DAN PALLOTTA – ci vuole impegno e costanza, ma si può fare

La mia causa è cambiare il modo in cui il mondo pensa alle charity. Mi impegno per fare in modo che il nonprofit venga pensato in maniera innovativa. non è facile, ma si piò fare.
Ad esempio, quando ho fatto coming out a 18 anni i miei genitori hanno pensato che la mia vita fosse finita. Ma non è stato così, perché milioni di gay hanno fatto cambiare mentalità alla società. Oggi ho un marito e 3 figli. C’è stata una rivoluzione culturale. Nel fundraising dobbiamo fare lo stesso.

Ho scritto un libro per i donatori, The everyday philantropy, per far comprendere loro quello che sto dicendo adesso.

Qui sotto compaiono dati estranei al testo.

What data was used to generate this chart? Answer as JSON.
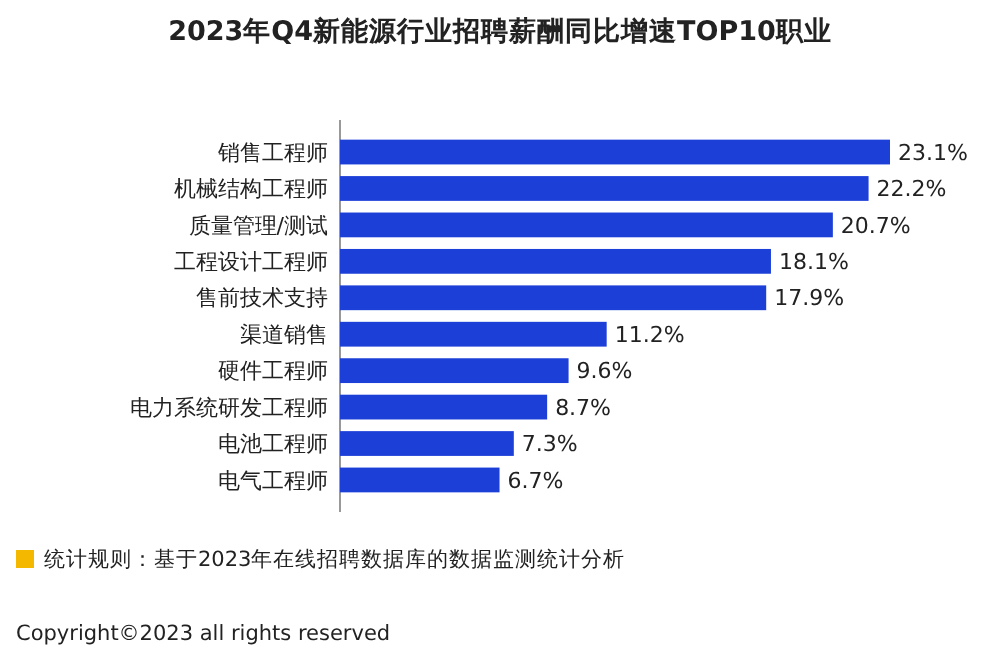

STEFANO ZAMAGNI – cambiamo il modo di intendere il fundraising

Bisogna tornare al mecenatismo, in cui le grandi menti erano disposte a impegnarsi nei progetti sociali, a prendersene cura, valorizzando i beni relazionali e comuni che riempiono il terzo settore. Il mecenate è più del filantropo. Il filantropo è solo uno che tira fuori dei soldi. I mecenati seguivano, mettevano idee, si prendevano cura di quello che si doveva realizzare. Se il donatore lo coinvolgo nella maniera del mecenatismo, di soldi li darà anche di più. Voi fundraiser dovete fare leva su questo. Se avviene un coivolegimento pieno della persona poi arrivano anche i soldi.

Il futuro del nonprofit

La necessità di ripensare il settore, oggi più che mai, è fortissima. Stiamo vivendo un momento unico della storia dell’umanità. Le barriere sono abbattute, non ci sono più i confini, siamo tutti sulla stessa barca, oggi più che mai. Trasformiamo questa tempesta in una grandissima opportunità di cambiamento e trasformazione del nonprofit. Sta a noi decidere se far venire fuori un nonprofit migliore o restare fermi dove siamo. Dipende solo da noi. E tu? hai cambiato la tua idea di nonprofit dopo questo confronto?